The Blackstone Group has sold Three Bryant Park in Manhattan, New York City, for $2.2 billion to Ivanhoé Cambridge and partner, Callahan Capital Partners, it was revealed today.
Three Bryant Park, which is located at 1095 Avenue of the Americas, was part of the Equity Office Properties Trust (EOP) portfolio Blackstone inherited when it took over EOP for $39 billion in 2007. It was not included, however, in the EOP Manhattan portfolio that Blackstone simultaneously flipped to Harry Macklowe for $7 billion.
Records indicate that EOP originally agreed to buy an 80 percent interest in Three Bryant Park in April 2005 for $505 million. That would imply that the value of the asset was $606 million back then and the sale price announced today represents an increase in value of 3.6 times within 10 years, or a 363 percent uplift.
The one-million-square-foot, 41-story tower is also known as the Verizon Building, and is 97 percent leased. At the time EOP bought its stake, the company said Verizon would retain ownership of 200,000 square feet of the property and lease around one million square feet until it relocated to 140 West Street, the former headquarters of New York Telephone.
Verizon still has space in the building, which is also shared with MetLife and Dechert, the law firm.
Speaking about the acquisition, Arthur Lloyd, executive vice president, Global Investments Ivanhoé Cambridge, said the opportunity to acquire a “truly iconic property” like Three Bryant Park was extremely rare.
He added: “As we redeploy capital that has been rotated out of non-core assets globally, Three Bryant Park represents a cornerstone of our expanding US office platform.”
As far as Blackstone is concerned it is clearly in disposition mode for remaining EOP assets. In December, Blackstone sold a large portfolio of California offices that was also part of EOP to Hudson Pacific. In that case, Hudson bought 26 properties totaling 8.2 million square feet in a deal valued at $3.5 billion.

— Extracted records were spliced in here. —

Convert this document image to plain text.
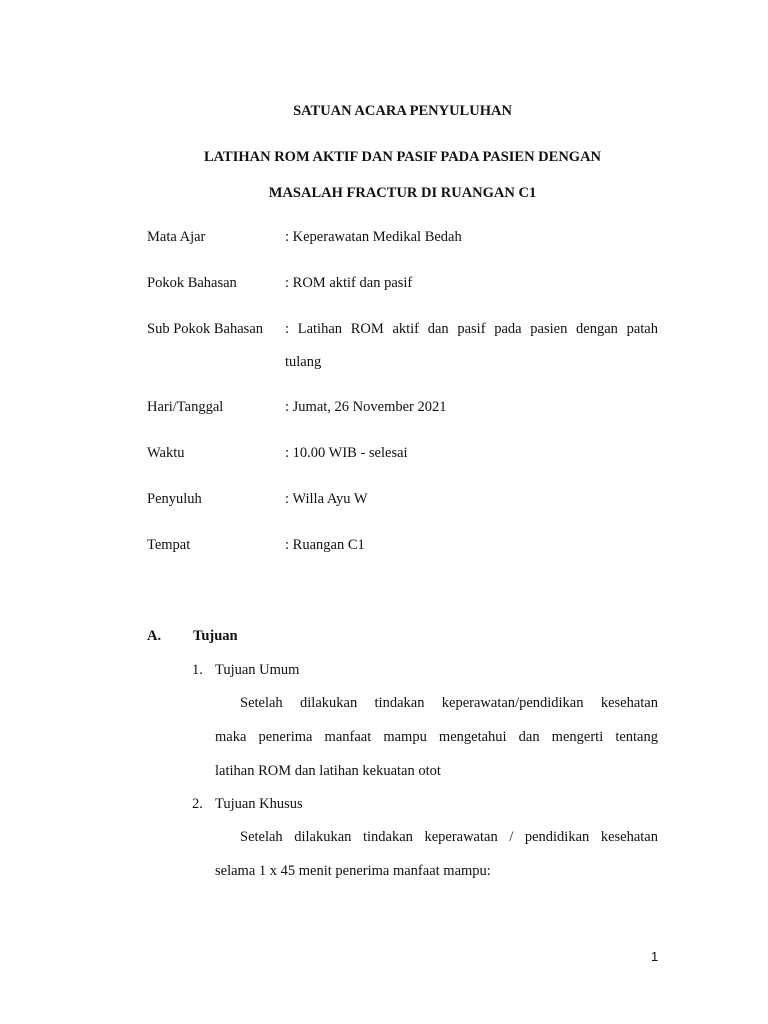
SATUAN ACARA PENYULUHAN
LATIHAN ROM AKTIF DAN PASIF PADA PASIEN DENGAN
MASALAH FRACTUR DI RUANGAN C1
Mata Ajar	: Keperawatan Medikal Bedah
Pokok Bahasan	: ROM aktif dan pasif
Sub Pokok Bahasan : Latihan ROM aktif dan pasif pada pasien dengan patah
tulang
Hari/Tanggal	: Jumat, 26 November 2021
Waktu	: 10.00 WIB - selesai
Penyuluh	: Willa Ayu W
Tempat	: Ruangan C1
A. Tujuan
1. Tujuan Umum
Setelah dilakukan tindakan keperawatan/pendidikan kesehatan
maka penerima manfaat mampu mengetahui dan mengerti tentang
latihan ROM dan latihan kekuatan otot
2. Tujuan Khusus
Setelah dilakukan tindakan keperawatan / pendidikan kesehatan
selama 1 x 45 menit penerima manfaat mampu:
1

The twist in that deal, however, was that Blackstone accepted payment for the portfolio partly via shares in Hudson. Blackstone accepted $1.75 billion in cash and 63.5 million in shares, giving Blackstone a 52 percent stake in the company. At the time, Jon Gray, Blackstone’s global head of real estate, said: “We chose to take a major stake in Hudson given its high-quality portfolio, outstanding management team and attractive prospects for growth.”